For shelter I'll carry my HammockGear DCF Hex Tarp, and my Dutchware Half-Zip Hammock.. My "sleep system" will be my HammockGear 40° Top and under quilts, a DutchWare underquilt protector and my Exped Air Pillow. I carry my short Nemo Tensor r1.6 sleeping pad, in case I want to sleep in a shelter, or need to go to ground. It can go in the hammock to add a bit more insulation if needed

For water filtration, I'm carrying a Sawyer Mini with an Evernew 900 ml "Water Carry" bag, and a Sawyer squeeze bag. When I dry camp away from a water source, I like to have 2-3L of water to cook dinner, breakfast, and to start out the next morning with a full water bottle. And if drought conditions have dried up springs, I'll carry ~2 liters.
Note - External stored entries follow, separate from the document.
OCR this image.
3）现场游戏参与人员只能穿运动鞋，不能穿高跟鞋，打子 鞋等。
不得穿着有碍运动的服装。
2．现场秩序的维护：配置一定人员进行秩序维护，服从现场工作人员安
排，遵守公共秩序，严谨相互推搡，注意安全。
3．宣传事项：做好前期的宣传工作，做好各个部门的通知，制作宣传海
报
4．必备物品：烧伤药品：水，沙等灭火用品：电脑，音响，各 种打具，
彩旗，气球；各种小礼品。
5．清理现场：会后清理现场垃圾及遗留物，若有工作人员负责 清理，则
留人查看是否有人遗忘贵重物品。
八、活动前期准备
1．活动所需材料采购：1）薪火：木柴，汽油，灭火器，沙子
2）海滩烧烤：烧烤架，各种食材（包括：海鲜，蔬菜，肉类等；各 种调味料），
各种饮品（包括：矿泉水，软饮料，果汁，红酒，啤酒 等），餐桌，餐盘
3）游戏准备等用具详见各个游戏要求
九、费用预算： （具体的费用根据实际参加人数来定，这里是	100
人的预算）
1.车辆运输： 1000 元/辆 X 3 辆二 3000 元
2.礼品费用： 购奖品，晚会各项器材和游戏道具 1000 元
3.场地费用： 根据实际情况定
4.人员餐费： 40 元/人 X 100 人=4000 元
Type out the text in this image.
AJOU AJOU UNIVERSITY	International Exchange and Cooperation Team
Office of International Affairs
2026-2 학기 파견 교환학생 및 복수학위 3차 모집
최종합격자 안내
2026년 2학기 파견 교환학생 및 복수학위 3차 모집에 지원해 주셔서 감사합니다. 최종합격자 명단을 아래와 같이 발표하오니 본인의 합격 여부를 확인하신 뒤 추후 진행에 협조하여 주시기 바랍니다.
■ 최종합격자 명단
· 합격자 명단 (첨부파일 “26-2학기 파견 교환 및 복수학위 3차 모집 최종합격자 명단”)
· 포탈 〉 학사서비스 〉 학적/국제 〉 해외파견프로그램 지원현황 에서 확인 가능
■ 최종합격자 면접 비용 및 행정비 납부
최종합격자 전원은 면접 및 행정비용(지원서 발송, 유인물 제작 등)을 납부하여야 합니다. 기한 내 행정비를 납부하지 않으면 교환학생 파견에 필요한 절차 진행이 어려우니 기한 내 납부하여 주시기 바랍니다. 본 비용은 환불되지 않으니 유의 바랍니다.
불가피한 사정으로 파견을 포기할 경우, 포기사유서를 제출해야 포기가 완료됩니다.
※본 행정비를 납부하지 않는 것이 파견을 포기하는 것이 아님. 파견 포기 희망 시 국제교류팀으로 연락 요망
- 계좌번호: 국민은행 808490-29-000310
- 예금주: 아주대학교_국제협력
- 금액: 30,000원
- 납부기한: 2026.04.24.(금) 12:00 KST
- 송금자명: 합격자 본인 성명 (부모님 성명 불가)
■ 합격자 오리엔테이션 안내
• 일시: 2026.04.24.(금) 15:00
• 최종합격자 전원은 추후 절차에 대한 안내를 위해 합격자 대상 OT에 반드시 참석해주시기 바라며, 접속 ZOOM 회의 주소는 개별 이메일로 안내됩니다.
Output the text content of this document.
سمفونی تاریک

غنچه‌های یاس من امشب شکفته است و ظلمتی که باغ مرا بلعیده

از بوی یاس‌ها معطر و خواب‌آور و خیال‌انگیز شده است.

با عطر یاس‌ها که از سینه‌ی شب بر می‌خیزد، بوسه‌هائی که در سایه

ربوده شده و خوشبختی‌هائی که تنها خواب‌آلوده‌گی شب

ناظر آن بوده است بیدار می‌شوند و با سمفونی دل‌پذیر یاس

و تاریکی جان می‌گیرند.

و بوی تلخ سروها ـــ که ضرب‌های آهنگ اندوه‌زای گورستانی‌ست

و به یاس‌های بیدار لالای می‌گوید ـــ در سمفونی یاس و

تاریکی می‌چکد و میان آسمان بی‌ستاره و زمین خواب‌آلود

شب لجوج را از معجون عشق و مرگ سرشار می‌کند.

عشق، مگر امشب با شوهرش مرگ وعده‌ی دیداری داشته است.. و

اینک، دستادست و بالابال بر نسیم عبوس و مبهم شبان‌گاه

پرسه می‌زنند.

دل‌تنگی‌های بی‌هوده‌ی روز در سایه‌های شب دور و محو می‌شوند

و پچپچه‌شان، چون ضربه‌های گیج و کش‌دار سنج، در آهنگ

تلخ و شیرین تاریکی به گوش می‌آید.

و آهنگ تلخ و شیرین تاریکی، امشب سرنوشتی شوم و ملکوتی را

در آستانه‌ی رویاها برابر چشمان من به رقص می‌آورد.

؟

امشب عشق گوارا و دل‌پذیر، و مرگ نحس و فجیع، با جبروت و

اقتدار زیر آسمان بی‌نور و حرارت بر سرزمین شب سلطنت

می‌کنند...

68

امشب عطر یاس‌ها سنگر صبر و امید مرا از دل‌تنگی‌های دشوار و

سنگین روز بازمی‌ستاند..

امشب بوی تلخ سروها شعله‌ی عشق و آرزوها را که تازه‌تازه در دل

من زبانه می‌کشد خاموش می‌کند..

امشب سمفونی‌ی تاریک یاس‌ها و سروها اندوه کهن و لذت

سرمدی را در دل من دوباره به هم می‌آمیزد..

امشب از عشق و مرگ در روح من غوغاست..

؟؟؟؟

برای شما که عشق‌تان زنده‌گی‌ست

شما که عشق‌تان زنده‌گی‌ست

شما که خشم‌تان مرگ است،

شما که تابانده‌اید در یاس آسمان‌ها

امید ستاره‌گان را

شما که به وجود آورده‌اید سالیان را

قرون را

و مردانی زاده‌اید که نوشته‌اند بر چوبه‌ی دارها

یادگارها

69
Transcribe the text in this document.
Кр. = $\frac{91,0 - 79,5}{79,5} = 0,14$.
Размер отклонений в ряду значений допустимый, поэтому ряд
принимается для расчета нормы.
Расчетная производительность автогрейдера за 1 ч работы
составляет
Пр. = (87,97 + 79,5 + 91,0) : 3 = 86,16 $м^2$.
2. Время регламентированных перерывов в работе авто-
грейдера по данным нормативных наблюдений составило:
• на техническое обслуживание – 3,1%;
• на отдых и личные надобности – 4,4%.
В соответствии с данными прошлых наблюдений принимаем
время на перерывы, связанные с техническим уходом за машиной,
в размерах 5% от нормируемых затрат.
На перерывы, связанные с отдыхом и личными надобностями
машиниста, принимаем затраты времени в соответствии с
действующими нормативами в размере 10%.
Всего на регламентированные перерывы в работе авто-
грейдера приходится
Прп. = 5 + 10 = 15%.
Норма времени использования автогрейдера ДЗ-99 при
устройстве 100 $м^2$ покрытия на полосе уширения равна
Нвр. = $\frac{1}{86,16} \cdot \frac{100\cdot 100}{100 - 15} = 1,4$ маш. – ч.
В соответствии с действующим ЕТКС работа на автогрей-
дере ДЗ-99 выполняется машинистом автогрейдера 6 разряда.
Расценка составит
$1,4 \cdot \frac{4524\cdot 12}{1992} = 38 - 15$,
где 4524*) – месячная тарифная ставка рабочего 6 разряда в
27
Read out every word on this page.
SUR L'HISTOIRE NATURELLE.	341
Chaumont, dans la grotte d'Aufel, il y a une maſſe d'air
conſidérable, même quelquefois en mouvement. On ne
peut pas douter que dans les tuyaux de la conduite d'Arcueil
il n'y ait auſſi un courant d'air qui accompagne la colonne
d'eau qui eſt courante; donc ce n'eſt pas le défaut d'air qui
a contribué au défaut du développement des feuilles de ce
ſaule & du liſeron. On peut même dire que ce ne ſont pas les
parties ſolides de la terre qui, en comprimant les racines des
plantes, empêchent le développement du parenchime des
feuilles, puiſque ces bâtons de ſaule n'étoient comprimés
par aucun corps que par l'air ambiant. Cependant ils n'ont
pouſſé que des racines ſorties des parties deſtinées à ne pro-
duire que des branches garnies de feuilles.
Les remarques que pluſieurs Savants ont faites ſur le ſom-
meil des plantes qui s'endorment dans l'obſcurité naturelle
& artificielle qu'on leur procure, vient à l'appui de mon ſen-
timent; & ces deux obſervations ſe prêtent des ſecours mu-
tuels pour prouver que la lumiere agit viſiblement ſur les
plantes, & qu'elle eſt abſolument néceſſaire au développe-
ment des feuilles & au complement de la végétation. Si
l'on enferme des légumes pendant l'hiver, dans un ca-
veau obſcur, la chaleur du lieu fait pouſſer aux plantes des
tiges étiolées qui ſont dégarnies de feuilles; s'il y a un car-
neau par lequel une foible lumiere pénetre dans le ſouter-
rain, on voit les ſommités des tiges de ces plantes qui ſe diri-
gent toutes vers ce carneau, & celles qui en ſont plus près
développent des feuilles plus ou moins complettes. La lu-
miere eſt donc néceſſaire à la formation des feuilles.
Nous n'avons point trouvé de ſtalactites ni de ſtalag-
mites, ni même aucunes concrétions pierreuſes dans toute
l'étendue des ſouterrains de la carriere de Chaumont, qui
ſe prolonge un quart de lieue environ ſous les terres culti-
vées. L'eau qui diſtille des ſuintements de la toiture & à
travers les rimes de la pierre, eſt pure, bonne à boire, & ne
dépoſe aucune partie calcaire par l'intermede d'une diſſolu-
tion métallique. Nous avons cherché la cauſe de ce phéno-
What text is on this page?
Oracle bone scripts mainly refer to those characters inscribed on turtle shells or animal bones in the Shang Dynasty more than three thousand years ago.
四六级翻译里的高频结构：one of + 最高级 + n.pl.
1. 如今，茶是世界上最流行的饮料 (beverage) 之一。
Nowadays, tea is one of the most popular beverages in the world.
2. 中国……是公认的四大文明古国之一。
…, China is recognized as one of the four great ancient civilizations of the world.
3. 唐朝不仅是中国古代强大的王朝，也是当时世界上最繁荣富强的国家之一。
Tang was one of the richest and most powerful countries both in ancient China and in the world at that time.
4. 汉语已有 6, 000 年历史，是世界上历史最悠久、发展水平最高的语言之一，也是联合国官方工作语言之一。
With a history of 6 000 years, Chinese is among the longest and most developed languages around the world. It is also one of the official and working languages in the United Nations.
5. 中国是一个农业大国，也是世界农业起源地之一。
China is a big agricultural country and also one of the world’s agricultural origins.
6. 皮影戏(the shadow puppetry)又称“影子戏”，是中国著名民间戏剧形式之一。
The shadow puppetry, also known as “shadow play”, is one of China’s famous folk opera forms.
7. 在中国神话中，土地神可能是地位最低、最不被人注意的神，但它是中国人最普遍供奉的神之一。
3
I drink from a pair of 600ml Gatorade bottles, and carry a 900ml Evernew Water Bag as dirty water squeeze-bag. The ones Sawyer provide with their filters fail. Always have, and they still did as of fall of '19. With all that, my total water carry capacity will be a bit over 3 liters.

I'm pretty happy with this. I'll keep looking for ways to make it lighter ... Without sacrificing safety, too much comfort, or too much of my life's savings...

[Oblg Disclaimer] I have no personal or financial interest in any companies on this list! No quid pro quo! Links are for informational purposes only! I swear!